We started up the driveway. Hawk had his big.44 out and concealed behind his right leg. I had brought my Browning nine-millimeter.
"Put the gun away," Hawk said. "We get in, I take the Ukrainians. You take Boots. I don't want him dead."
"Okay if I tickle him?" I said.
"Long as he don't die," Hawk said.
I holstered the Browning.
It was a long walk up the driveway. Except for the easy long cycle of the seagull's pattern, nothing happened as we walked it. No dogs barked. No alarms sounded. No one yelled, "Hey you." No one shot us. Only the slow silence and the seagull. It was a white seagull with some gray. There are actually many kinds of seagulls. Maybe this one was a herring gull. Maybe it didn't make all that much difference what this one was.
At the front door, Hawk put his left hand over the peephole and rang the bell.
There was movement, then silence, then a voice said, "What?"
Hawk said something in a language that might have been Ukrainian. And after a moment, the door opened on a chain. Hawk and I hit it simultaneously as it opened, and the chain pulled loose. The door flew open, and the man who opened it staggered backward, raising a handgun as he staggered. Hawk shot him once in the face, under the left eye.

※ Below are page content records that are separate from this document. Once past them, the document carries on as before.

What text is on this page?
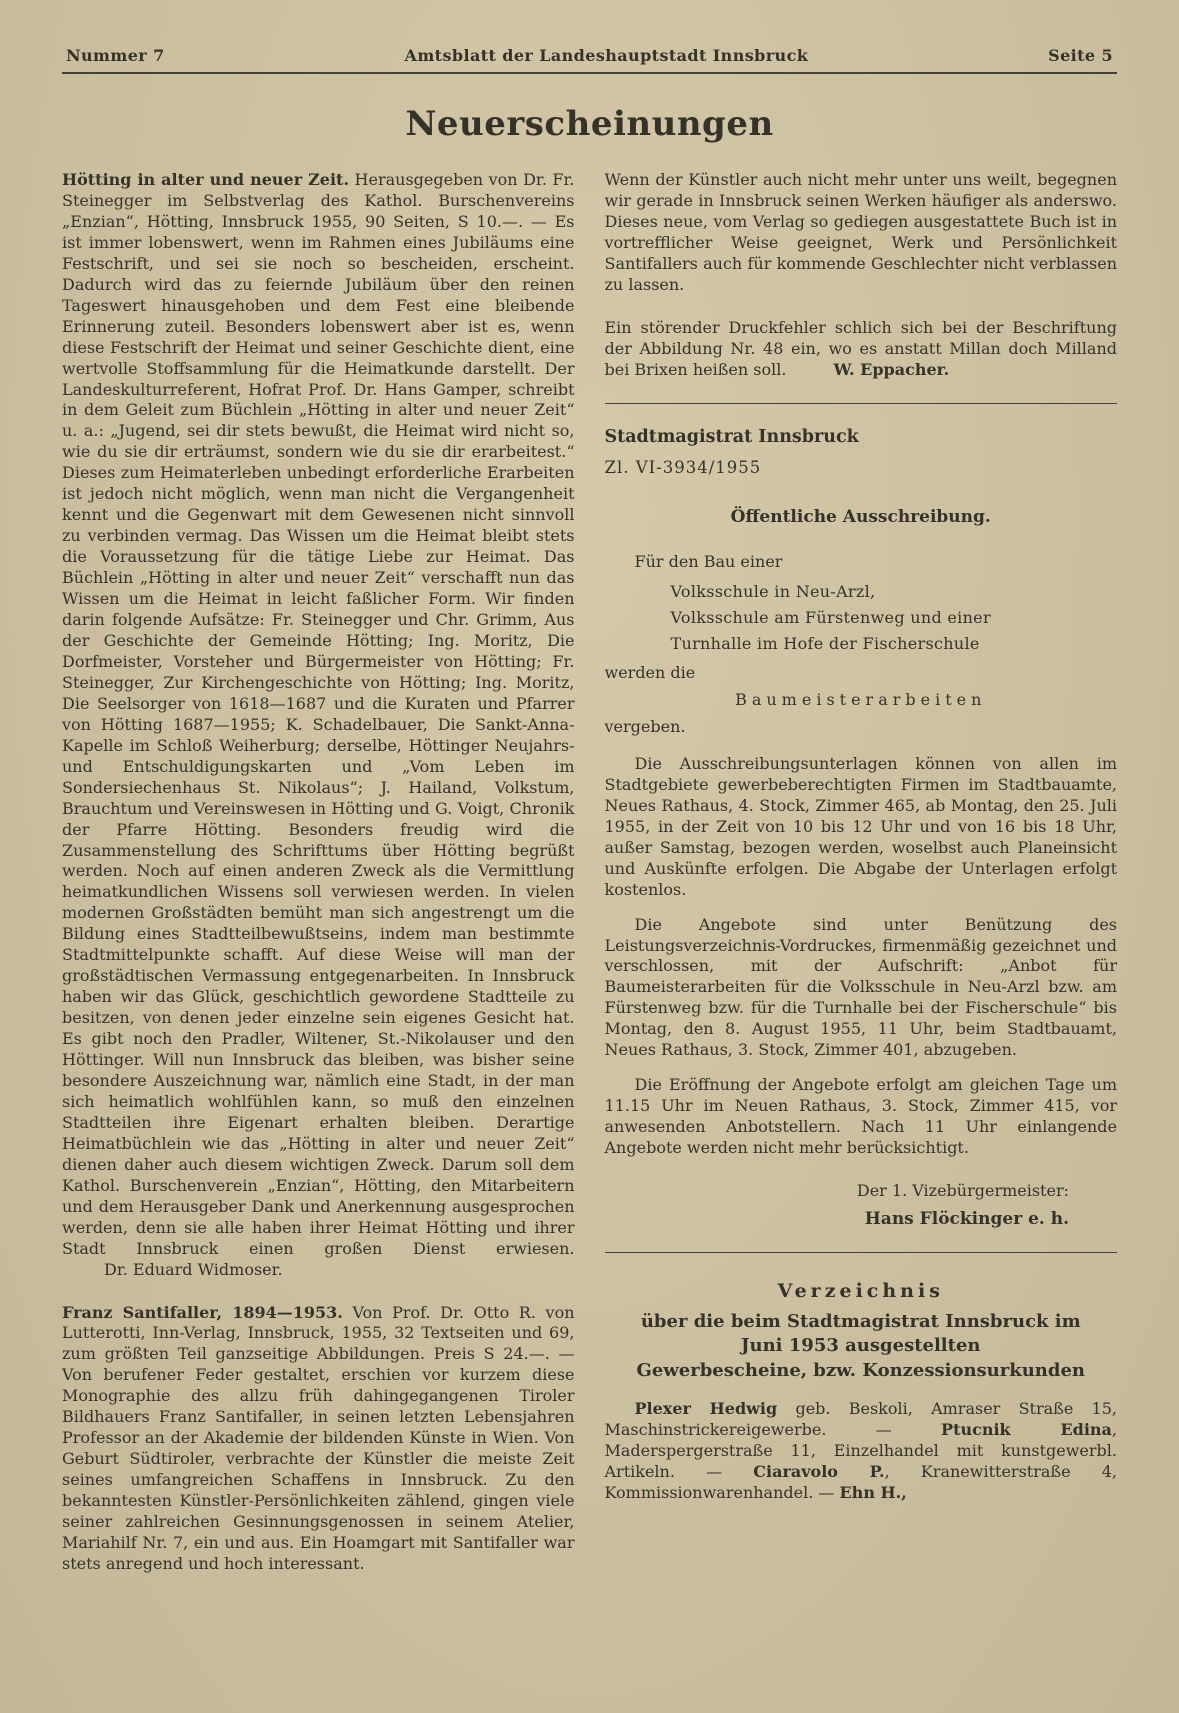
Nummer 7	Amtsblatt der Landeshauptstadt Innsbruck	Seite 5
Neuerscheinungen

Hötting in alter und neuer Zeit. Herausgegeben von Dr. Fr. Steinegger im Selbstverlag des Kathol. Burschenvereins „Enzian“, Hötting, Innsbruck 1955, 90 Seiten, S 10.—. — Es ist immer lobenswert, wenn im Rahmen eines Jubiläums eine Festschrift, und sei sie noch so bescheiden, erscheint. Dadurch wird das zu feiernde Jubiläum über den reinen Tageswert hinausgehoben und dem Fest eine bleibende Erinnerung zuteil. Besonders lobenswert aber ist es, wenn diese Festschrift der Heimat und seiner Geschichte dient, eine wertvolle Stoffsammlung für die Heimatkunde darstellt. Der Landeskulturreferent, Hofrat Prof. Dr. Hans Gamper, schreibt in dem Geleit zum Büchlein „Hötting in alter und neuer Zeit“ u. a.: „Jugend, sei dir stets bewußt, die Heimat wird nicht so, wie du sie dir erträumst, sondern wie du sie dir erarbeitest.“ Dieses zum Heimaterleben unbedingt erforderliche Erarbeiten ist jedoch nicht möglich, wenn man nicht die Vergangenheit kennt und die Gegenwart mit dem Gewesenen nicht sinnvoll zu verbinden vermag. Das Wissen um die Heimat bleibt stets die Voraussetzung für die tätige Liebe zur Heimat. Das Büchlein „Hötting in alter und neuer Zeit“ verschafft nun das Wissen um die Heimat in leicht faßlicher Form. Wir finden darin folgende Aufsätze: Fr. Steinegger und Chr. Grimm, Aus der Geschichte der Gemeinde Hötting; Ing. Moritz, Die Dorfmeister, Vorsteher und Bürgermeister von Hötting; Fr. Steinegger, Zur Kirchengeschichte von Hötting; Ing. Moritz, Die Seelsorger von 1618—1687 und die Kuraten und Pfarrer von Hötting 1687—1955; K. Schadelbauer, Die Sankt-Anna-Kapelle im Schloß Weiherburg; derselbe, Höttinger Neujahrs- und Entschuldigungskarten und „Vom Leben im Sondersiechenhaus St. Nikolaus“; J. Hailand, Volkstum, Brauchtum und Vereinswesen in Hötting und G. Voigt, Chronik der Pfarre Hötting. Besonders freudig wird die Zusammenstellung des Schrifttums über Hötting begrüßt werden. Noch auf einen anderen Zweck als die Vermittlung heimatkundlichen Wissens soll verwiesen werden. In vielen modernen Großstädten bemüht man sich angestrengt um die Bildung eines Stadtteilbewußtseins, indem man bestimmte Stadtmittelpunkte schafft. Auf diese Weise will man der großstädtischen Vermassung entgegenarbeiten. In Innsbruck haben wir das Glück, geschichtlich gewordene Stadtteile zu besitzen, von denen jeder einzelne sein eigenes Gesicht hat. Es gibt noch den Pradler, Wiltener, St.-Nikolauser und den Höttinger. Will nun Innsbruck das bleiben, was bisher seine besondere Auszeichnung war, nämlich eine Stadt, in der man sich heimatlich wohlfühlen kann, so muß den einzelnen Stadtteilen ihre Eigenart erhalten bleiben. Derartige Heimatbüchlein wie das „Hötting in alter und neuer Zeit“ dienen daher auch diesem wichtigen Zweck. Darum soll dem Kathol. Burschenverein „Enzian“, Hötting, den Mitarbeitern und dem Herausgeber Dank und Anerkennung ausgesprochen werden, denn sie alle haben ihrer Heimat Hötting und ihrer Stadt Innsbruck einen großen Dienst erwiesen. Dr. Eduard Widmoser.

Franz Santifaller, 1894—1953. Von Prof. Dr. Otto R. von Lutterotti, Inn-Verlag, Innsbruck, 1955, 32 Textseiten und 69, zum größten Teil ganzseitige Abbildungen. Preis S 24.—. — Von berufener Feder gestaltet, erschien vor kurzem diese Monographie des allzu früh dahingegangenen Tiroler Bildhauers Franz Santifaller, in seinen letzten Lebensjahren Professor an der Akademie der bildenden Künste in Wien. Von Geburt Südtiroler, verbrachte der Künstler die meiste Zeit seines umfangreichen Schaffens in Innsbruck. Zu den bekanntesten Künstler-Persönlichkeiten zählend, gingen viele seiner zahlreichen Gesinnungsgenossen in seinem Atelier, Mariahilf Nr. 7, ein und aus. Ein Hoamgart mit Santifaller war stets anregend und hoch interessant.

Wenn der Künstler auch nicht mehr unter uns weilt, begegnen wir gerade in Innsbruck seinen Werken häufiger als anderswo. Dieses neue, vom Verlag so gediegen ausgestattete Buch ist in vortrefflicher Weise geeignet, Werk und Persönlichkeit Santifallers auch für kommende Geschlechter nicht verblassen zu lassen.

Ein störender Druckfehler schlich sich bei der Beschriftung der Abbildung Nr. 48 ein, wo es anstatt Millan doch Milland bei Brixen heißen soll.	W. Eppacher.

Stadtmagistrat Innsbruck
Zl. VI-3934/1955
Öffentliche Ausschreibung.
Für den Bau einer
Volksschule in Neu-Arzl,
Volksschule am Fürstenweg und einer
Turnhalle im Hofe der Fischerschule
werden die
Baumeisterarbeiten
vergeben.

Die Ausschreibungsunterlagen können von allen im Stadtgebiete gewerbeberechtigten Firmen im Stadtbauamte, Neues Rathaus, 4. Stock, Zimmer 465, ab Montag, den 25. Juli 1955, in der Zeit von 10 bis 12 Uhr und von 16 bis 18 Uhr, außer Samstag, bezogen werden, woselbst auch Planeinsicht und Auskünfte erfolgen. Die Abgabe der Unterlagen erfolgt kostenlos.

Die Angebote sind unter Benützung des Leistungsverzeichnis-Vordruckes, firmenmäßig gezeichnet und verschlossen, mit der Aufschrift: „Anbot für Baumeisterarbeiten für die Volksschule in Neu-Arzl bzw. am Fürstenweg bzw. für die Turnhalle bei der Fischerschule“ bis Montag, den 8. August 1955, 11 Uhr, beim Stadtbauamt, Neues Rathaus, 3. Stock, Zimmer 401, abzugeben.

Die Eröffnung der Angebote erfolgt am gleichen Tage um 11.15 Uhr im Neuen Rathaus, 3. Stock, Zimmer 415, vor anwesenden Anbotstellern. Nach 11 Uhr einlangende Angebote werden nicht mehr berücksichtigt.

Der 1. Vizebürgermeister:
Hans Flöckinger e. h.
Verzeichnis
über die beim Stadtmagistrat Innsbruck im
Juni 1953 ausgestellten
Gewerbescheine, bzw. Konzessionsurkunden

Plexer Hedwig geb. Beskoli, Amraser Straße 15, Maschinstrickereigewerbe. — Ptucnik Edina, Maderspergerstraße 11, Einzelhandel mit kunstgewerbl. Artikeln. — Ciaravolo P., Kranewitterstraße 4, Kommissionwarenhandel. — Ehn H.,
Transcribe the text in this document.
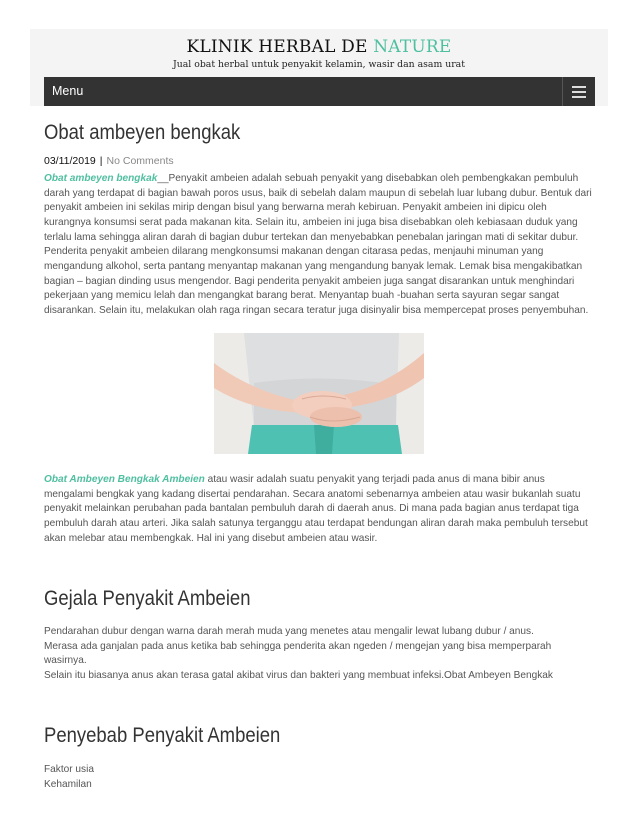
KLINIK HERBAL DE NATURE
Jual obat herbal untuk penyakit kelamin, wasir dan asam urat
Menu
Obat ambeyen bengkak
03/11/2019 | No Comments

Obat ambeyen bengkak__Penyakit ambeien adalah sebuah penyakit yang disebabkan oleh pembengkakan pembuluh darah yang terdapat di bagian bawah poros usus, baik di sebelah dalam maupun di sebelah luar lubang dubur. Bentuk dari penyakit ambeien ini sekilas mirip dengan bisul yang berwarna merah kebiruan. Penyakit ambeien ini dipicu oleh kurangnya konsumsi serat pada makanan kita. Selain itu, ambeien ini juga bisa disebabkan oleh kebiasaan duduk yang terlalu lama sehingga aliran darah di bagian dubur tertekan dan menyebabkan penebalan jaringan mati di sekitar dubur. Penderita penyakit ambeien dilarang mengkonsumsi makanan dengan citarasa pedas, menjauhi minuman yang mengandung alkohol, serta pantang menyantap makanan yang mengandung banyak lemak. Lemak bisa mengakibatkan bagian – bagian dinding usus mengendor. Bagi penderita penyakit ambeien juga sangat disarankan untuk menghindari pekerjaan yang memicu lelah dan mengangkat barang berat. Menyantap buah -buahan serta sayuran segar sangat disarankan. Selain itu, melakukan olah raga ringan secara teratur juga disinyalir bisa mempercepat proses penyembuhan.

Obat Ambeyen Bengkak Ambeien atau wasir adalah suatu penyakit yang terjadi pada anus di mana bibir anus mengalami bengkak yang kadang disertai pendarahan. Secara anatomi sebenarnya ambeien atau wasir bukanlah suatu penyakit melainkan perubahan pada bantalan pembuluh darah di daerah anus. Di mana pada bagian anus terdapat tiga pembuluh darah atau arteri. Jika salah satunya terganggu atau terdapat bendungan aliran darah maka pembuluh tersebut akan melebar atau membengkak. Hal ini yang disebut ambeien atau wasir.

Gejala Penyakit Ambeien
Pendarahan dubur dengan warna darah merah muda yang menetes atau mengalir lewat lubang dubur / anus.
Merasa ada ganjalan pada anus ketika bab sehingga penderita akan ngeden / mengejan yang bisa memperparah wasirnya.
Selain itu biasanya anus akan terasa gatal akibat virus dan bakteri yang membuat infeksi.Obat Ambeyen Bengkak
Penyebab Penyakit Ambeien
Faktor usia
Kehamilan
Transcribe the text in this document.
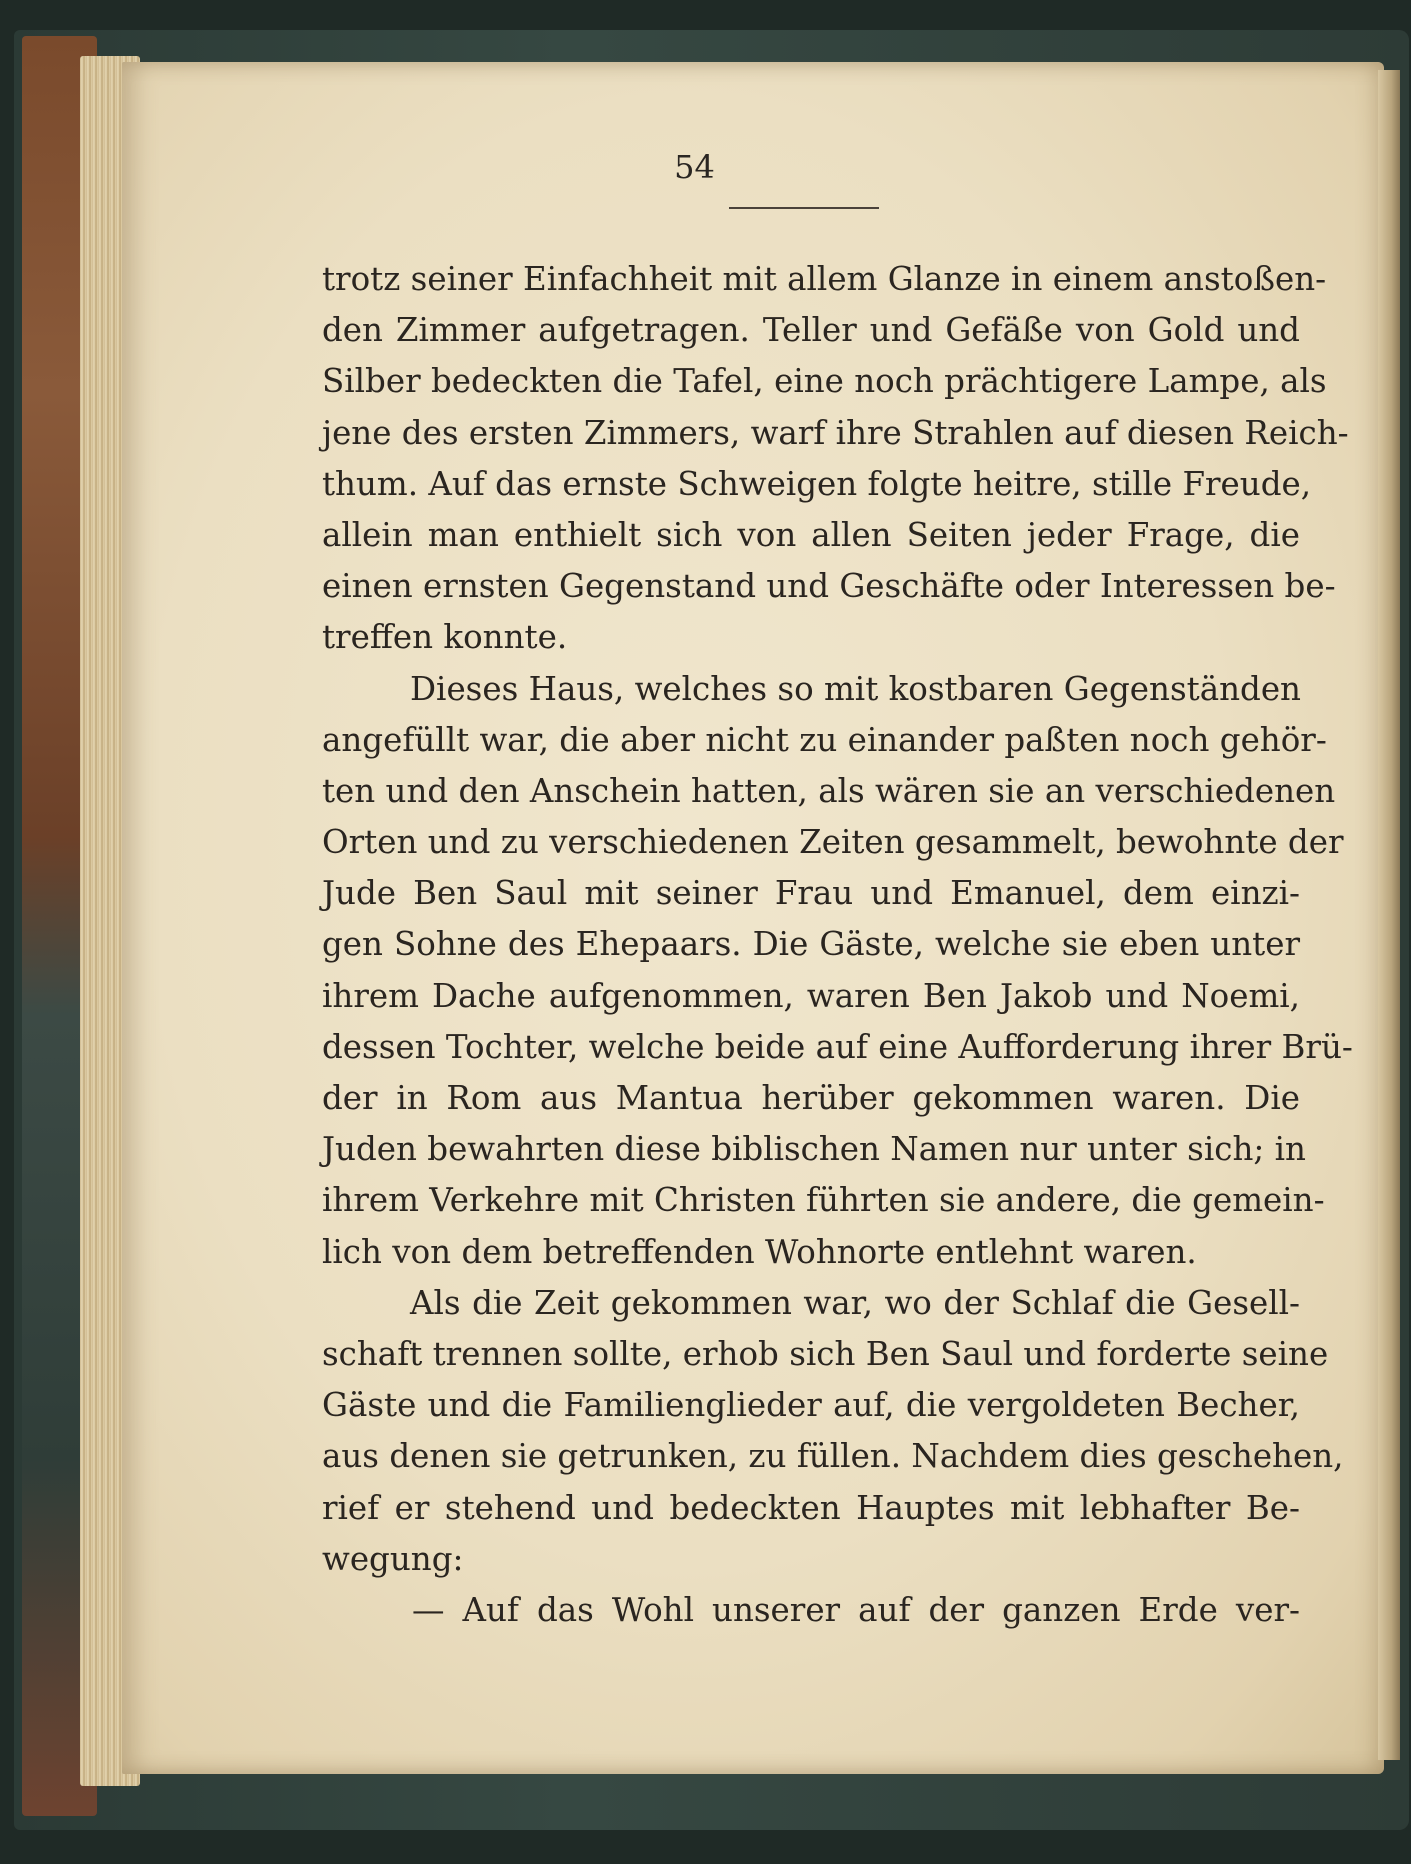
54
trotz seiner Einfachheit mit allem Glanze in einem anstoßen-
den Zimmer aufgetragen. Teller und Gefäße von Gold und
Silber bedeckten die Tafel, eine noch prächtigere Lampe, als
jene des ersten Zimmers, warf ihre Strahlen auf diesen Reich-
thum. Auf das ernste Schweigen folgte heitre, stille Freude,
allein man enthielt sich von allen Seiten jeder Frage, die
einen ernsten Gegenstand und Geschäfte oder Interessen be-
treffen konnte.
Dieses Haus, welches so mit kostbaren Gegenständen
angefüllt war, die aber nicht zu einander paßten noch gehör-
ten und den Anschein hatten, als wären sie an verschiedenen
Orten und zu verschiedenen Zeiten gesammelt, bewohnte der
Jude Ben Saul mit seiner Frau und Emanuel, dem einzi-
gen Sohne des Ehepaars. Die Gäste, welche sie eben unter
ihrem Dache aufgenommen, waren Ben Jakob und Noemi,
dessen Tochter, welche beide auf eine Aufforderung ihrer Brü-
der in Rom aus Mantua herüber gekommen waren. Die
Juden bewahrten diese biblischen Namen nur unter sich; in
ihrem Verkehre mit Christen führten sie andere, die gemein-
lich von dem betreffenden Wohnorte entlehnt waren.
Als die Zeit gekommen war, wo der Schlaf die Gesell-
schaft trennen sollte, erhob sich Ben Saul und forderte seine
Gäste und die Familienglieder auf, die vergoldeten Becher,
aus denen sie getrunken, zu füllen. Nachdem dies geschehen,
rief er stehend und bedeckten Hauptes mit lebhafter Be-
wegung:
— Auf das Wohl unserer auf der ganzen Erde ver-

"Lyaksandro," Hawk said, as if he were checking him off a list.
We were in a high foyer full of heavy furniture. Two men appeared in the archway to our right. One of them was Boots, with a small handgun. The other man had an Uzi. I dove at Boots. I heard Hawk fire. I rammed into Boots and he went down. I got hold of the handgun and twisted it sideways as he fired. He kept firing. I kept twisting. The bullets splintered into some of the heavy furniture. He struggled to turn it toward me and failed. Then the gun was empty. He let it go and began to fight me. With my left hand, I got hold of his hair and rolled sideways, twisting him with me. He was flailing at me with both fists, but I was too close to him for him to get much behind the punches. He didn't have much of a punch, anyway. I put my forearm under his chin and pressed it against his throat. He tried to bite me. I pressed harder. He was having trouble breathing.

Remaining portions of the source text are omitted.